KDRT dan sejenisnya... ada di sekitar kita

Wajah-wajah (Foto: Arsip Pribadi)

Rambutnya panjang. Tak ubahnya seperti anak remaja lainnya, ia tertawa, berlari dan bergurau. Ada rasa senang terbersit di hati. Anak ini tidak pantas mendapat pengalaman sepahit itu.

Yah... kemarin aku piknik ke pantai bersama adik-adik dan keponakanku. Bersama mereka ikut 3 orang kakak beradik. Yang tertua seorang gadis remaja, yang lainnya dua anak laki-laki. Aku senang mereka ikut dan bermain bersama keponakanku. Mereka anak-anak dan rasa tidak adil dunia yang jahat ini terus menerus mencengkram mereka dalam kejahatannya.

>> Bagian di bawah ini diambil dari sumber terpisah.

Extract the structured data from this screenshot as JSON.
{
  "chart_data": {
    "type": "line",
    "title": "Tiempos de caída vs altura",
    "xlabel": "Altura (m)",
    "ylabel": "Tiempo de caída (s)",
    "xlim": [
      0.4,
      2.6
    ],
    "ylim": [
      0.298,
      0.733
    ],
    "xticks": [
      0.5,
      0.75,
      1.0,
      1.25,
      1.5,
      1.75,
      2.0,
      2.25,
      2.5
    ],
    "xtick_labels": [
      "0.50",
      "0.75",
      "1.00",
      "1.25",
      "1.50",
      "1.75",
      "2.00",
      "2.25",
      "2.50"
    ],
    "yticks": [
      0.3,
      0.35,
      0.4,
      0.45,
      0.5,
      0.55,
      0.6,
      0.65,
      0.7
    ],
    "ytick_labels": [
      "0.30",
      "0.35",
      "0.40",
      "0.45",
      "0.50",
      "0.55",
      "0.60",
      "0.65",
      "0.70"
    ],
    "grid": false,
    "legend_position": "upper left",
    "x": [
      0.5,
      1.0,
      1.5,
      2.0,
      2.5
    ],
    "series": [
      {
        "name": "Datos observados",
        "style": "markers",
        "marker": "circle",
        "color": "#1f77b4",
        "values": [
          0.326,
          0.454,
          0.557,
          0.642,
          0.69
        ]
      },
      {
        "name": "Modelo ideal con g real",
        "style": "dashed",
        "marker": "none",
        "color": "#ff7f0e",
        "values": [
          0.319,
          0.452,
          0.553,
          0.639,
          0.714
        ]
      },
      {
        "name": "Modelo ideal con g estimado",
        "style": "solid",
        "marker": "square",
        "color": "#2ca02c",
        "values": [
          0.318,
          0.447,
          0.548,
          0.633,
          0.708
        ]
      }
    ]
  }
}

Kuperhatikan sang kakak. Kecanggungannya telah cair. Ketika pertama bertemu sebulan lalu aku pikir dia anak yang tertutup. Yah, aku menjumpainya di rumah salah seorang adik iparku. Kini dia lebih sering tinggal di sana, karena menemukan "rumah" yang bebas dari kekerasan dan kegelapan.

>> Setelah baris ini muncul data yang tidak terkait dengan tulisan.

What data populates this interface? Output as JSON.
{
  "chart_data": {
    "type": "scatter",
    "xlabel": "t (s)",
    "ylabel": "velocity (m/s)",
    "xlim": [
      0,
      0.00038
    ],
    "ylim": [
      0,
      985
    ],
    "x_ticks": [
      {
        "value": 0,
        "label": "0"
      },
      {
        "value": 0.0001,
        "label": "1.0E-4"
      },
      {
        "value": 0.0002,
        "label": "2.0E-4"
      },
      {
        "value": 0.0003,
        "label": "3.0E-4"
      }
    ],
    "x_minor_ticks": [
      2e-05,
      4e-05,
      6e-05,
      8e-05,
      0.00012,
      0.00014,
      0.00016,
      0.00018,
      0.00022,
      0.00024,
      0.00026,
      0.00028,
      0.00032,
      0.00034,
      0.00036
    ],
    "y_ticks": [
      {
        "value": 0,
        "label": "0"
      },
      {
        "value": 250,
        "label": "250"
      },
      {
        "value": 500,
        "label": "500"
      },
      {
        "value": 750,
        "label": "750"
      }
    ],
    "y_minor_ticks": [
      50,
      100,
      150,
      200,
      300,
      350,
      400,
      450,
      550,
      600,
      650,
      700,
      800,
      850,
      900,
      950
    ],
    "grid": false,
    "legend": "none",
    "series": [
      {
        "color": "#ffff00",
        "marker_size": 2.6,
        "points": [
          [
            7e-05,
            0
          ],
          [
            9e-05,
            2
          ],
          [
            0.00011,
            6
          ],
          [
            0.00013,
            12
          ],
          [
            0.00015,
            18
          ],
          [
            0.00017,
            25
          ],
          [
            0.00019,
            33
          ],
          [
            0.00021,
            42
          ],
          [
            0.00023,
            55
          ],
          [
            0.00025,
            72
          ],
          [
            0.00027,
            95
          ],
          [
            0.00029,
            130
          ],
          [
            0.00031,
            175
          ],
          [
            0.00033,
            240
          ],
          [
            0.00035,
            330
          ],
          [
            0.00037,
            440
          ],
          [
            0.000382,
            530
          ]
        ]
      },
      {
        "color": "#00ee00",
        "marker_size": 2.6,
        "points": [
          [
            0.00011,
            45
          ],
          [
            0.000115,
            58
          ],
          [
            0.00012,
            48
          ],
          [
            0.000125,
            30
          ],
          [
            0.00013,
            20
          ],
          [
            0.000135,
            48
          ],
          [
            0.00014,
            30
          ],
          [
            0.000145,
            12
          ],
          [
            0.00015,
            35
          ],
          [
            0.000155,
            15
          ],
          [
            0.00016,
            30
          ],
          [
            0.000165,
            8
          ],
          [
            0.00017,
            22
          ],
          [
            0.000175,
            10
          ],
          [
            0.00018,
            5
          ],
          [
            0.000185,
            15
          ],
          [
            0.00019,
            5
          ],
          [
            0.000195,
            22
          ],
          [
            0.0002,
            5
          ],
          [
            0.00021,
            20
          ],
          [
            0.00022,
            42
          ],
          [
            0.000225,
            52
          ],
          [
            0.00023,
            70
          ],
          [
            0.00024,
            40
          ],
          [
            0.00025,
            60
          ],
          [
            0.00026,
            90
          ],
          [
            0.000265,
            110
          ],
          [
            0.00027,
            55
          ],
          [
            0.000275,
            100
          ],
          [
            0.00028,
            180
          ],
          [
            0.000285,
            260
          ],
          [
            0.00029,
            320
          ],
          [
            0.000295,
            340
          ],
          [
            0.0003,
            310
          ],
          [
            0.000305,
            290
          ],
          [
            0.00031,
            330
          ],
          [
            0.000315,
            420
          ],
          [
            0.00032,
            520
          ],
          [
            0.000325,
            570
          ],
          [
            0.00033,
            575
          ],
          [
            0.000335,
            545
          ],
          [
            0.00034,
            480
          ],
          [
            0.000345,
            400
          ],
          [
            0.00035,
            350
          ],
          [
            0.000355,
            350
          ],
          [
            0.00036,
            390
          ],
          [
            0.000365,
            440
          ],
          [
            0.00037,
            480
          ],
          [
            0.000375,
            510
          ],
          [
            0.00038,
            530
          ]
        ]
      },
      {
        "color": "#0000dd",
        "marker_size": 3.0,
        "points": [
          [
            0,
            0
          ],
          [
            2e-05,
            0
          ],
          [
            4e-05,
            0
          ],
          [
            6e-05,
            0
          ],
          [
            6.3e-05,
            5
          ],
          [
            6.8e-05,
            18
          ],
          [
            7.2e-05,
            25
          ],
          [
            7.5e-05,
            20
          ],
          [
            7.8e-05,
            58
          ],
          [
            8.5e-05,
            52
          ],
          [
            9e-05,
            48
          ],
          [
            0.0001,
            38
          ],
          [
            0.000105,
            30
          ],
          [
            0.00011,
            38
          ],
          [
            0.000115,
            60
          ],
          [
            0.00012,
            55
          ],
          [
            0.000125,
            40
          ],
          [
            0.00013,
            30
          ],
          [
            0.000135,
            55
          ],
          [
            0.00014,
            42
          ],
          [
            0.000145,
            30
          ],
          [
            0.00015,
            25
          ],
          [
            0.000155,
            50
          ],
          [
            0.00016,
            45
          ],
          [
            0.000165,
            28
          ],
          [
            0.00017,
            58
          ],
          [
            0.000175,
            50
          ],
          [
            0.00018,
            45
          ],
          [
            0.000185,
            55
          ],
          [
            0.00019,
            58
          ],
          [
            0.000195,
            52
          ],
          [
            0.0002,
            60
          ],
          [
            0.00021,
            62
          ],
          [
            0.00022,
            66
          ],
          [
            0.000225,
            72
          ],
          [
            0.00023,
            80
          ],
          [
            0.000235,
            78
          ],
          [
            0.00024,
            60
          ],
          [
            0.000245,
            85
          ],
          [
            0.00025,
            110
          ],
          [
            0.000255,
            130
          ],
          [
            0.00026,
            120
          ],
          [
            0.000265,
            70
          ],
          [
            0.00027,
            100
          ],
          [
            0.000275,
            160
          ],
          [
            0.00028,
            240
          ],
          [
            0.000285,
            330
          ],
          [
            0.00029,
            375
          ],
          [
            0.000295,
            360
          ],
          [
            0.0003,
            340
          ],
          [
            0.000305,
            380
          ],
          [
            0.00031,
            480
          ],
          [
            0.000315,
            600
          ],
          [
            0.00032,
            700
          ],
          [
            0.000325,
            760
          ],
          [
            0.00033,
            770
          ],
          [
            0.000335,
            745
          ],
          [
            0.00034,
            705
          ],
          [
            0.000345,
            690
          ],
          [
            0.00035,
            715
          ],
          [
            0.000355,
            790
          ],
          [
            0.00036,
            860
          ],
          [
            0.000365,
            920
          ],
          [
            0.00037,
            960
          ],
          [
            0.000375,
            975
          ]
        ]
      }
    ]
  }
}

Aku menyapanya dan ia menjawab tidak begitu lancar. Matanya suka lari, seolah menyembunyikan sebuah rahasia. Aku tidak sadar ia memiliki luka batin yang jauh melebihi sangkaanku.

Kamu SMP atau SMA? tanyaku. Mau masuk SMP, sahutnya dengan nada tertahan. "SMP?", aku mengucapkan tanda tanya keheranan. Menurut taksiranku ia sudah mau masuk SMA. Ataukah ia terlalu cepat bertumbuh?

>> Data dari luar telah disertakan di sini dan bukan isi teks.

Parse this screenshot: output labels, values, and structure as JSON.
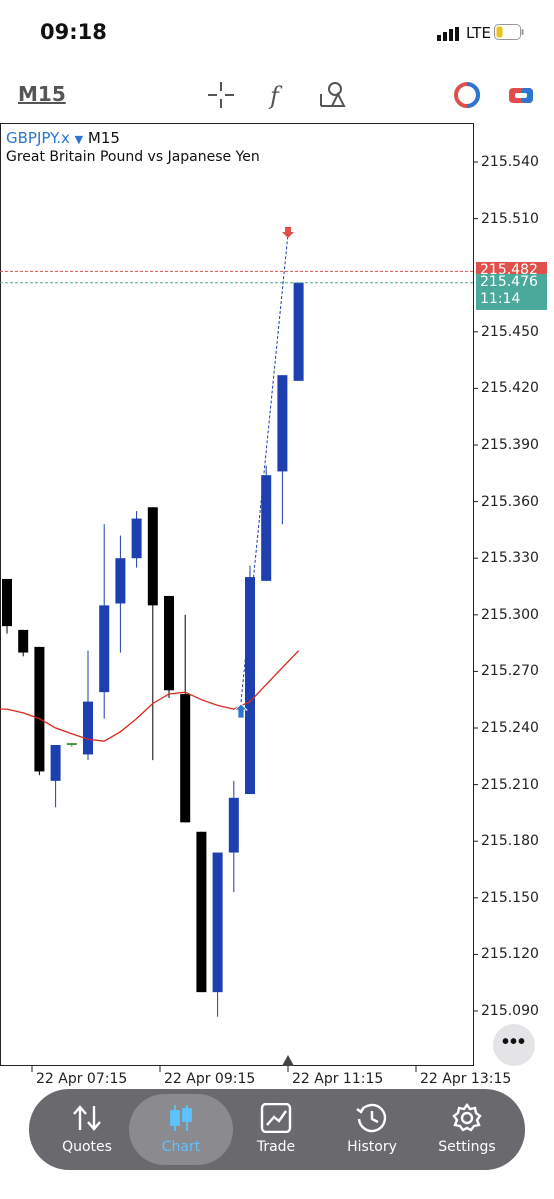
{
  "status_bar": {
    "time": "09:18",
    "network": "LTE",
    "signal_icon": "signal-bars-icon",
    "battery_icon": "battery-low-icon"
  },
  "toolbar": {
    "timeframe": "M15",
    "icons": [
      "crosshair-icon",
      "indicator-f-icon",
      "objects-icon",
      "trade-panel-icon",
      "one-click-trade-icon"
    ]
  },
  "chart": {
    "symbol": "GBPJPY.x",
    "symbol_arrow": "▼",
    "timeframe": "M15",
    "description": "Great Britain Pound vs Japanese Yen",
    "price_labels": [
      "215.540",
      "215.510",
      "215.450",
      "215.420",
      "215.390",
      "215.360",
      "215.330",
      "215.300",
      "215.270",
      "215.240",
      "215.210",
      "215.180",
      "215.150",
      "215.120",
      "215.090"
    ],
    "time_labels": [
      "22 Apr 07:15",
      "22 Apr 09:15",
      "22 Apr 11:15",
      "22 Apr 13:15"
    ],
    "ask_price": "215.482",
    "bid_price": "215.476",
    "countdown": "11:14",
    "colors": {
      "bull": "#1e3fb0",
      "bear": "#000000",
      "ask": "#e0504a",
      "bid": "#4aa99a",
      "ma": "#d9281e",
      "symbol": "#2a76d2"
    }
  },
  "chart_data": {
    "type": "candlestick",
    "symbol": "GBPJPY.x",
    "timeframe": "M15",
    "ylim": [
      215.075,
      215.555
    ],
    "candles": [
      {
        "open": 215.319,
        "high": 215.319,
        "low": 215.29,
        "close": 215.294
      },
      {
        "open": 215.292,
        "high": 215.292,
        "low": 215.278,
        "close": 215.28
      },
      {
        "open": 215.283,
        "high": 215.283,
        "low": 215.215,
        "close": 215.217
      },
      {
        "open": 215.212,
        "high": 215.231,
        "low": 215.198,
        "close": 215.231
      },
      {
        "open": 215.231,
        "high": 215.232,
        "low": 215.23,
        "close": 215.232
      },
      {
        "open": 215.226,
        "high": 215.281,
        "low": 215.223,
        "close": 215.254
      },
      {
        "open": 215.259,
        "high": 215.348,
        "low": 215.245,
        "close": 215.305
      },
      {
        "open": 215.306,
        "high": 215.342,
        "low": 215.28,
        "close": 215.33
      },
      {
        "open": 215.33,
        "high": 215.355,
        "low": 215.325,
        "close": 215.351
      },
      {
        "open": 215.357,
        "high": 215.357,
        "low": 215.223,
        "close": 215.305
      },
      {
        "open": 215.31,
        "high": 215.31,
        "low": 215.256,
        "close": 215.26
      },
      {
        "open": 215.258,
        "high": 215.3,
        "low": 215.19,
        "close": 215.19
      },
      {
        "open": 215.185,
        "high": 215.185,
        "low": 215.1,
        "close": 215.1
      },
      {
        "open": 215.1,
        "high": 215.174,
        "low": 215.087,
        "close": 215.174
      },
      {
        "open": 215.174,
        "high": 215.212,
        "low": 215.153,
        "close": 215.203
      },
      {
        "open": 215.205,
        "high": 215.326,
        "low": 215.205,
        "close": 215.32
      },
      {
        "open": 215.318,
        "high": 215.379,
        "low": 215.318,
        "close": 215.374
      },
      {
        "open": 215.376,
        "high": 215.427,
        "low": 215.348,
        "close": 215.427
      },
      {
        "open": 215.424,
        "high": 215.476,
        "low": 215.424,
        "close": 215.476
      }
    ],
    "moving_average": [
      215.25,
      215.248,
      215.245,
      215.24,
      215.237,
      215.234,
      215.233,
      215.238,
      215.245,
      215.253,
      215.258,
      215.259,
      215.255,
      215.252,
      215.25,
      215.254,
      215.263,
      215.272,
      215.281
    ],
    "ask": 215.482,
    "bid": 215.476
  },
  "tab_bar": {
    "items": [
      {
        "label": "Quotes",
        "icon": "quotes-arrows-icon"
      },
      {
        "label": "Chart",
        "icon": "candles-icon"
      },
      {
        "label": "Trade",
        "icon": "trade-chart-icon"
      },
      {
        "label": "History",
        "icon": "history-clock-icon"
      },
      {
        "label": "Settings",
        "icon": "gear-icon"
      }
    ],
    "active": "Chart"
  }
}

Kisahnya baru aku tahu kemudian. Ia sering mengungsi ke tempat adik iparku, untuk menghindari rumahnya yang bukan "rumah"-nya lagi. Hidupnya telah terluka dalam, dan trauma mencengkramnya sehingga ia sering menangis tanpa sebab.

"Bapa tirinya lagi ditahan polisi", aku dapat informasi lebih lanjut. "Sudah tua pula. 69 tahun!" Satu per satu kalimat-kalimat itu terdengar bak menghunjam. "Dan itu telah mulai sejak tiga tahun lalu!"

Aku merasa shock. Aku telah membaca beberapa kali di koran tentang KDRT dan kekerasan seksual. Tetapi tidak pernah sedekat ini. Rupanya ia tidak jauh. Bisa ada di sekitar kita. Anak gadis remaja ini hidup dalam satu keluarga yang sangat miskin. Ibunya mencari nafkah dengan mencuci pakaian di rumah orang. Itu pun sebagian besar habis untuk bayar sewa rumah. Beberapa tahun lalu suaminya meninggal dunia. Lalu ia menikah lagi dengan seorang yang jauh lebih tua.

Tetapi sang suami tidaklah menjadi tua dalam kebajikan. Setiap kali isterinya pergi kerja, ia memaksa anak tirinya yang masih kecil itu menjadi gadis. Dan itu sejak tiga tahun lalu! Baik ibu maupun anak itu takut melaporkan hal ini karena mendapat ancaman. Sampai suatu ketika beberapa minggu lalu. Ketika sang anak tidak tahan menanggung derita dan menceritakannya kepada tetangga.

Kulihat dia berlari-lari di pantai. O Tuhan anak yang begitu lugu, mengapa sampai mendapat bapa tiri yang jahat? Apakah dosanya sehingga harus terhukum menjadi obyek seksual ayah tirinya? Apa yang harus dibuat untuk melindungi anak-anak yang tak berdosa semacam itu dari kejahatan baik anggota keluarga maupun orang sekitar?


Catatan: Tulisan ini telah diperbaharui dengan menambahkan keterangan foto sebagaimana dituntut oleh publikasi online.